What is Ibn Khaldun's Muqaddimah about?

The Muqaddimah, or Prolegomena, is Ibn Khaldun's best-known book and the introduction to his planned history of the world. It is built around his concept of asabiyyah, or group solidarity, and argues that a society's high point as a great civilization is followed by a period of decay before a more vigorous group conquers it.

Where and when was Ibn Khaldun born?

Ibn Khaldun was born in Tunis in 1332, into an upper-class family of Arab descent that traced its ancestry to Hadhramaut in the southern Arabian Peninsula. His family had emigrated to Tunisia after the fall of Seville to the Reconquista in 1248.
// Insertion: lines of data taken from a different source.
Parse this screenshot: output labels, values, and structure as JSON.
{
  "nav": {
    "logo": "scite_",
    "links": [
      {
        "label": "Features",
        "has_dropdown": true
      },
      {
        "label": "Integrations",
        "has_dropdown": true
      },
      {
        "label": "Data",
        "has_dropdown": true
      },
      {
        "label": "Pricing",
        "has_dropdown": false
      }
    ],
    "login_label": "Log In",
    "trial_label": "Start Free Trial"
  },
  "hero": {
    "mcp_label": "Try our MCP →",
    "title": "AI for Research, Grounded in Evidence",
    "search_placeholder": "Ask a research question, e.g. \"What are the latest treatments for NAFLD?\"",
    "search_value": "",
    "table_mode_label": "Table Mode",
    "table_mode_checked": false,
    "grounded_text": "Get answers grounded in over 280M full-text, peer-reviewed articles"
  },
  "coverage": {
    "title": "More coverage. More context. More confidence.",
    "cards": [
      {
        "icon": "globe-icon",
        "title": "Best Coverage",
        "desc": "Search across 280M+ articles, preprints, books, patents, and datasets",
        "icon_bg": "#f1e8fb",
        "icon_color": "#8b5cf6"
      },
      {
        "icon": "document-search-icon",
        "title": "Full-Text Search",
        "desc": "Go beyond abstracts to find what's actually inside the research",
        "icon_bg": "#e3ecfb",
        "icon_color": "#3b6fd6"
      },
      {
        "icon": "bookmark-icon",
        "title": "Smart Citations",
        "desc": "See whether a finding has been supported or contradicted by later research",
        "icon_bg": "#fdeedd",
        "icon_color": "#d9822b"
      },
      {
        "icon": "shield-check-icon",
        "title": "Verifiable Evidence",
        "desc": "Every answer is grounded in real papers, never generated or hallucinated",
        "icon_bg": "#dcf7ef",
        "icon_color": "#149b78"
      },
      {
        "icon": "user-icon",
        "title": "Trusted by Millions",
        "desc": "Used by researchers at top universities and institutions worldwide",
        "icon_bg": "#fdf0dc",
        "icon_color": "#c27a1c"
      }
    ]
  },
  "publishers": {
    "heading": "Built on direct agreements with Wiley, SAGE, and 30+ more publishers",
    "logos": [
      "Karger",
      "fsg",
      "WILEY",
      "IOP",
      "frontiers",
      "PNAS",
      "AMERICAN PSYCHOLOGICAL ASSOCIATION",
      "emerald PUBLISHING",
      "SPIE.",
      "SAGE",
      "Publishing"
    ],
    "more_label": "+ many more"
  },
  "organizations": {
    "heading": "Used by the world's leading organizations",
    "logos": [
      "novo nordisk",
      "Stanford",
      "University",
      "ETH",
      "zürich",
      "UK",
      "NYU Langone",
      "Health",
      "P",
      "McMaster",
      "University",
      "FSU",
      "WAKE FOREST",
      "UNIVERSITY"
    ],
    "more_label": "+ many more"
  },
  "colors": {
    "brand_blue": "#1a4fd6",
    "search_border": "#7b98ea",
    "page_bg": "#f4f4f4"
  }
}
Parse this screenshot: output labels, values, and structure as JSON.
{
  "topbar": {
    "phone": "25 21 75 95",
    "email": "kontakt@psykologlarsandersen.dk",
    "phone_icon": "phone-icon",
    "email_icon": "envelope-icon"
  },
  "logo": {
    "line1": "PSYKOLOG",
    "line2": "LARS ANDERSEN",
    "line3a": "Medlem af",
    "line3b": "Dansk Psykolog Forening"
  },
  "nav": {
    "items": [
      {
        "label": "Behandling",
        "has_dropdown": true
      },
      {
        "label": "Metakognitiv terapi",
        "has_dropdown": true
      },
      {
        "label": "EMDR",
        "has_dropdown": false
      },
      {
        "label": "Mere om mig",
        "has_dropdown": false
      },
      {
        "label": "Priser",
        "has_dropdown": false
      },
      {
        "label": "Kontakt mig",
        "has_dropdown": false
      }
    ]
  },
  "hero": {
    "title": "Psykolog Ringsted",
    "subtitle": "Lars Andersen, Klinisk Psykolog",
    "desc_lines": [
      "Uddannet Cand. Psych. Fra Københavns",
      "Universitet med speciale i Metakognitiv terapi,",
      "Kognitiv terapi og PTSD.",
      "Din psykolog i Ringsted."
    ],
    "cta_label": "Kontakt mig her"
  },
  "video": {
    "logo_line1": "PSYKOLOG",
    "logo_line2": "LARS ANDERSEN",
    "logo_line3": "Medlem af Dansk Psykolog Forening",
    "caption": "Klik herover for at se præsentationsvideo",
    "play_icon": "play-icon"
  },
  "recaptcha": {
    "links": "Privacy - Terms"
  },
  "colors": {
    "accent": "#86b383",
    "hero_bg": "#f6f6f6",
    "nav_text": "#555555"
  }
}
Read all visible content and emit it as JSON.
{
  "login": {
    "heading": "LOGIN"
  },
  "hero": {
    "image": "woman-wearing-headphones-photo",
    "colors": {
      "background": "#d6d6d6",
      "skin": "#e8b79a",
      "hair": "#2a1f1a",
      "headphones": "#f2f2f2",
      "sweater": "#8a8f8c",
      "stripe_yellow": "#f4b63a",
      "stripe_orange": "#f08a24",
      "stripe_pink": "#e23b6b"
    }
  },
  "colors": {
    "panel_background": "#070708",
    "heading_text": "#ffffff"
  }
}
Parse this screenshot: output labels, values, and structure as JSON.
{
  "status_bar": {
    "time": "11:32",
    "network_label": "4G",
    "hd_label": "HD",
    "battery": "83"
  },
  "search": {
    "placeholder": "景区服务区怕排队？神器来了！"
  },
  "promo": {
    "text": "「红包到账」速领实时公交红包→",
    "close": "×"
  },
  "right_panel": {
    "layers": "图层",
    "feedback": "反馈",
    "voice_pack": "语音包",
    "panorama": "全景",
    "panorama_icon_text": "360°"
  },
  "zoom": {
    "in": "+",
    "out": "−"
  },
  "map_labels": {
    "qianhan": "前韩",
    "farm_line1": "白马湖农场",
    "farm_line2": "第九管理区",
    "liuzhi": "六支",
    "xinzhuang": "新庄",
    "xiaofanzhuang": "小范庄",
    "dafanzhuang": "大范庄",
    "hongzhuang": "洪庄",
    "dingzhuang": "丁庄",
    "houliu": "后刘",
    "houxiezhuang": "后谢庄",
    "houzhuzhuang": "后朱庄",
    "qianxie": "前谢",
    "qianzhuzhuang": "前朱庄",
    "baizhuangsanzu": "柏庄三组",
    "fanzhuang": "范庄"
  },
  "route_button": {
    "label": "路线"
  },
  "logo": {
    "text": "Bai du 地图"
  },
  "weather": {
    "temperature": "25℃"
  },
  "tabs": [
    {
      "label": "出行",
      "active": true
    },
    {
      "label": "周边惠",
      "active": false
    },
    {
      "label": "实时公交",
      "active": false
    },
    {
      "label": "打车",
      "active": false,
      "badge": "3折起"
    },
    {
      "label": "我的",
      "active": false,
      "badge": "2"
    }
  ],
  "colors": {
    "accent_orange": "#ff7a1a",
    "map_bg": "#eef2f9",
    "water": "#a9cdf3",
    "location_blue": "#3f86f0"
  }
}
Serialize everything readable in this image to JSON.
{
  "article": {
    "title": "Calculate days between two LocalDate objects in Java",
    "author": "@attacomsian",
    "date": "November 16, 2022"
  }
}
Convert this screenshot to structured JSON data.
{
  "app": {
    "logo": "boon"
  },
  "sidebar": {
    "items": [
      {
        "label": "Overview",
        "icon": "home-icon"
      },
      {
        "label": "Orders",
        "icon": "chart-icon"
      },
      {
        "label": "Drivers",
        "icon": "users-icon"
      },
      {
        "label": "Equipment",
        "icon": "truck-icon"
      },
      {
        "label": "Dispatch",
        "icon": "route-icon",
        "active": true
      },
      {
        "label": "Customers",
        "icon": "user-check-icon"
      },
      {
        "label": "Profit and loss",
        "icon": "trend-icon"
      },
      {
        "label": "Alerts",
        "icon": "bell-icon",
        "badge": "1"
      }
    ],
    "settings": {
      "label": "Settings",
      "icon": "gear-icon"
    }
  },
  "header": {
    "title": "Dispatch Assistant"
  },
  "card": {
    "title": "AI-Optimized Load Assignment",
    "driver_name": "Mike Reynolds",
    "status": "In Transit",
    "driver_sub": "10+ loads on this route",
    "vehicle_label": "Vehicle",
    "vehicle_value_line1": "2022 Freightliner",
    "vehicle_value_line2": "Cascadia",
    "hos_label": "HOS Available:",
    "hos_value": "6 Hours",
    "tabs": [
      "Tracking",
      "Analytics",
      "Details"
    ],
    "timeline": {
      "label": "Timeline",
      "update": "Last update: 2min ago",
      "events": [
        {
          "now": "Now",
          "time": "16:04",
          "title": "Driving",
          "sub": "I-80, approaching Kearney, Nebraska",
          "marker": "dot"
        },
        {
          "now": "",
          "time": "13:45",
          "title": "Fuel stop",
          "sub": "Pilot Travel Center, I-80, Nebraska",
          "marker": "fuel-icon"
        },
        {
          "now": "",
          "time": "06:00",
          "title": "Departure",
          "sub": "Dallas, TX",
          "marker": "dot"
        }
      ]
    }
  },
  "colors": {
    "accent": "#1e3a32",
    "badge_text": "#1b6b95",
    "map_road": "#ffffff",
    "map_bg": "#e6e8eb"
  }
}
Did Ibn Khaldun meet Timur the conqueror?

Ibn Khaldun met Timur, the founder of the Timurid Empire, during the siege of Damascus in 1400. He remained at the besieged city for seven weeks and was lowered over the wall by ropes to negotiate, in meetings where Timur questioned him about the lands of the Maghreb.

How did Ibn Khaldun influence economics?

Ibn Khaldun outlined early theories of the division of labor, taxes, scarcity, and economic growth, and is argued to have originated the labor theory of value before Adam Smith and David Ricardo. In 1981, U.S. President Ronald Reagan cited him as an influence on his supply-side economic policies.

What happened to Ibn Khaldun at the end of his life?

Ibn Khaldun spent his later years in Cairo teaching and serving as a judge, being called six times to the office of Maliki qadi. He died on the 17th of March 1406, one month after his sixth selection to that office, having been placed under arrest amid suspicion of joining an underground reform party.